Scholar Keeanga-Yamahtta Taylor’s From #BlackLivesMatter to Black Liberation examines the historical and modern moments and movements that have exposed the deep, structurally unequal roots of police violence and larger systems of mass incarceration. The recently released second edition expands on her original analysis of the #BlackLivesMatter movement and its potential to usher forward larger movements for Black liberation with a new chapter and a foreword from Angela Y. Davis. Join us for our free virtual event September 21st, at 5pm PST / 8pm EST, where Dr. Taylor, activist and creative Nikkita Oliver, and Marguerite Casey Foundation CEO Carmen Rojas, will discuss this fight for Black liberation and the role philanthropy can play in supporting how we get there.
This event is part of our MCF Book Club: Reading for a Liberated Future series. The MCF Book Club sharesthe ideas of leaders who encourage us to imagine how we can radically transform our democracy,economy, and society.
The eruption of mass protests in the wake of the police murders of Michael Brown in Ferguson, Missouri and Eric Garner in New York City have challenged the impunity with which officers of the law carry out violence against Black people and punctured the illusion of a postracial America. The Black Lives Matter movement has awakened a new generation of activists. In this stirring and insightful analysis, activist and scholar Keeanga-Yamahtta Taylor surveys the historical and contemporary ravages of racism and persistence of structural inequality such as mass incarceration and Black unemployment. In this context, she argues that this new struggle against police violence holds the potential to reignite a broader push for Black liberation.

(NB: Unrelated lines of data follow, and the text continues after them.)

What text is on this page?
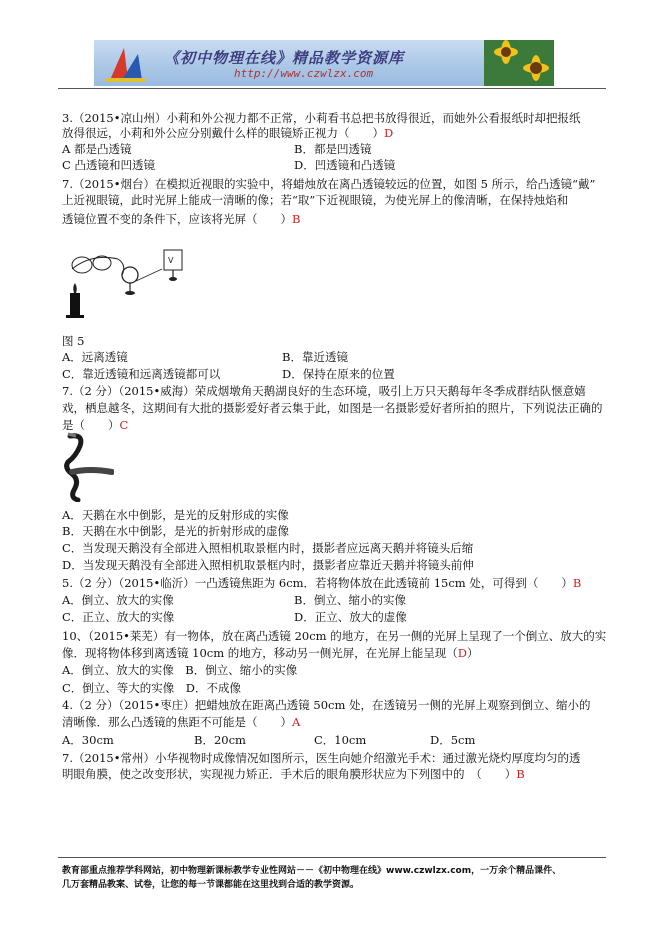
《初中物理在线》精品教学资源库
http://www.czwlzx.com
3.（2015•凉山州）小莉和外公视力都不正常，小莉看书总把书放得很近，而她外公看报纸时却把报纸
放得很远，小莉和外公应分别戴什么样的眼镜矫正视力（　　）D
A 都是凸透镜	B．都是凹透镜
C 凸透镜和凹透镜	D．凹透镜和凸透镜
7.（2015•烟台）在模拟近视眼的实验中，将蜡烛放在离凸透镜较远的位置，如图 5 所示，给凸透镜“戴”
上近视眼镜，此时光屏上能成一清晰的像；若“取”下近视眼镜，为使光屏上的像清晰，在保持烛焰和
透镜位置不变的条件下，应该将光屏（　　）B
V
图 5
A．远离透镜	B．靠近透镜
C．靠近透镜和远离透镜都可以	D．保持在原来的位置
7.（2 分）（2015•威海）荣成烟墩角天鹅湖良好的生态环境，吸引上万只天鹅每年冬季成群结队惬意嬉
戏，栖息越冬，这期间有大批的摄影爱好者云集于此，如图是一名摄影爱好者所拍的照片，下列说法正确的
是（　　）C
A．天鹅在水中倒影，是光的反射形成的实像
B．天鹅在水中倒影，是光的折射形成的虚像
C．当发现天鹅没有全部进入照相机取景框内时，摄影者应远离天鹅并将镜头后缩
D．当发现天鹅没有全部进入照相机取景框内时，摄影者应靠近天鹅并将镜头前伸
5.（2 分）（2015•临沂）一凸透镜焦距为 6cm．若将物体放在此透镜前 15cm 处，可得到（　　）B
A．倒立、放大的实像	B．倒立、缩小的实像
C．正立、放大的实像	D．正立、放大的虚像
10、（2015•莱芜）有一物体，放在离凸透镜 20cm 的地方，在另一侧的光屏上呈现了一个倒立、放大的实
像．现将物体移到离透镜 10cm 的地方，移动另一侧光屏，在光屏上能呈现（D）
A．倒立、放大的实像　B．倒立、缩小的实像
C．倒立、等大的实像　D．不成像
4.（2 分）（2015•枣庄）把蜡烛放在距离凸透镜 50cm 处，在透镜另一侧的光屏上观察到倒立、缩小的
清晰像．那么凸透镜的焦距不可能是（　　）A
A．30cm	B．20cm	C．10cm	D．5cm
7.（2015•常州）小华视物时成像情况如图所示，医生向她介绍激光手术：通过激光烧灼厚度均匀的透
明眼角膜，使之改变形状，实现视力矫正．手术后的眼角膜形状应为下列图中的　（　　）B
教育部重点推荐学科网站，初中物理新课标教学专业性网站－－《初中物理在线》www.czwlzx.com，一万余个精品课件、
几万套精品教案、试卷，让您的每一节课都能在这里找到合适的教学资源。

Dr. Keeanga-Yamahtta Taylor is a Professor of African American Studies at Princeton University. She is a scholar of racism and inequality in U.S. housing policies in addition to studying radical politics and Black social movements in the 20th and 21st centuries. She is the author of three books, including the award-winning From #BlackLivesMatter to Black Liberation and Race for Profit: How Banks and the Real Estate Industry Undermined Black Homeownership. She is a contributing writer for The New Yorker.

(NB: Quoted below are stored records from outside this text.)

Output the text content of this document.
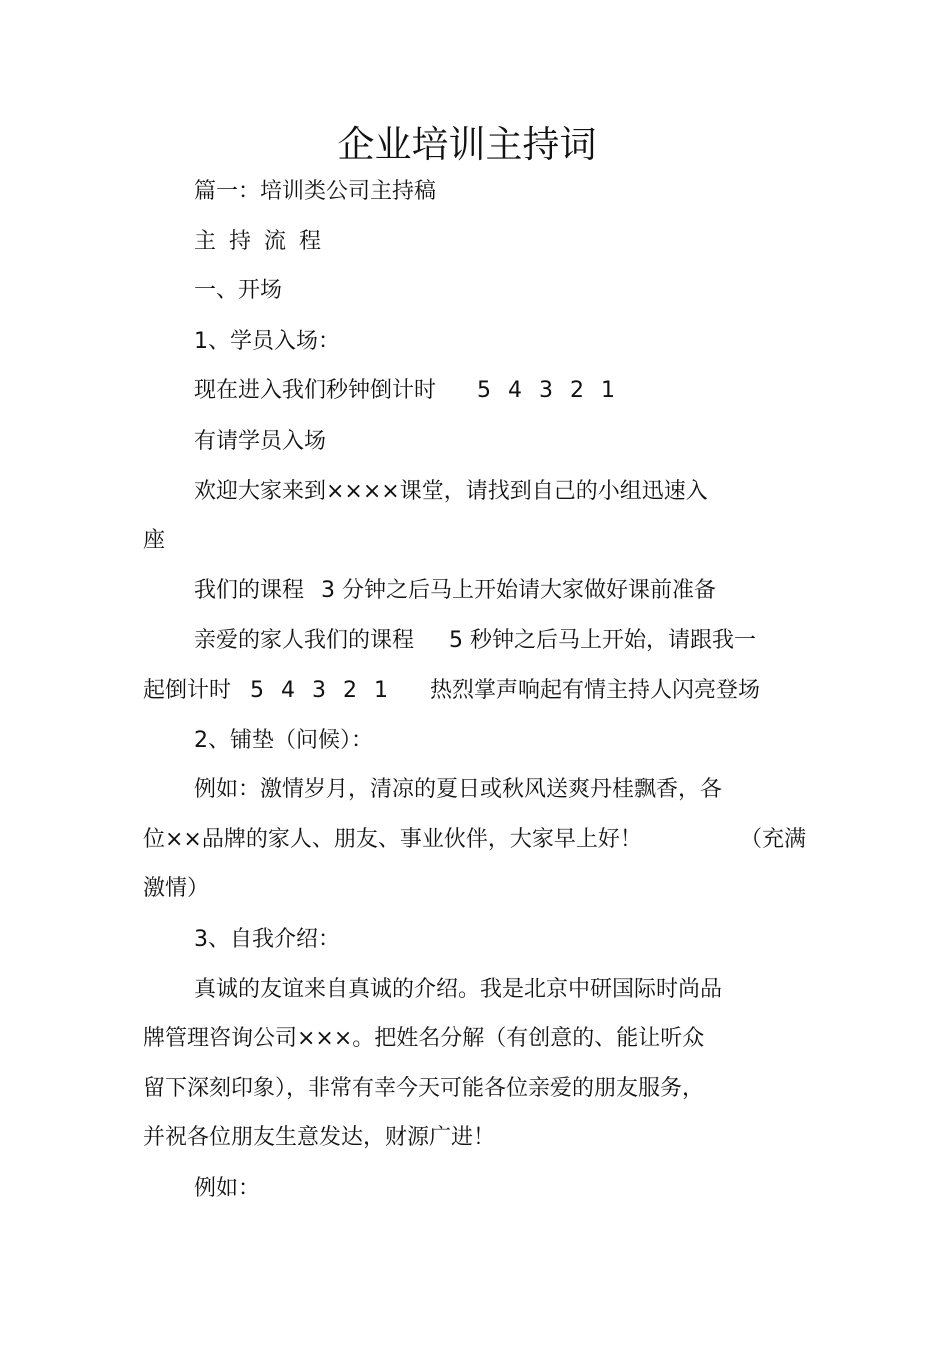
企业培训主持词
篇一：培训类公司主持稿
主持流程
一、开场
1、学员入场：
现在进入我们秒钟倒计时 5 4 3 2 1
有请学员入场
欢迎大家来到××××课堂，请找到自己的小组迅速入
座
我们的课程 3 分钟之后马上开始请大家做好课前准备
亲爱的家人我们的课程 5 秒钟之后马上开始，请跟我一
起倒计时 5 4 3 2 1 热烈掌声响起有情主持人闪亮登场
2、铺垫（问候）：
例如：激情岁月，清凉的夏日或秋风送爽丹桂飘香，各
位××品牌的家人、朋友、事业伙伴，大家早上好！	（充满
激情）
3、自我介绍：
真诚的友谊来自真诚的介绍。我是北京中研国际时尚品
牌管理咨询公司×××。把姓名分解（有创意的、能让听众
留下深刻印象），非常有幸今天可能各位亲爱的朋友服务，
并祝各位朋友生意发达，财源广进！
例如：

Nikkita Oliver (they/them) is a Seattle-based creative, community organizer, abolitionist, educator, and attorney. Working at the intersections of arts, law, education, and community organizing Nikkita strives to create experiences which draw us closer to our humanity and invites us to imagine what we hope to see in the future. Nikkita is the executive director of Creative Justice, an arts-based alternative to incarceration and a healing engaged youth-led community-based program. Nikkita speaks and performs for events at universities and conferences, and facilitates trainings on equity, law and justice, education, and arts activism all over the United States.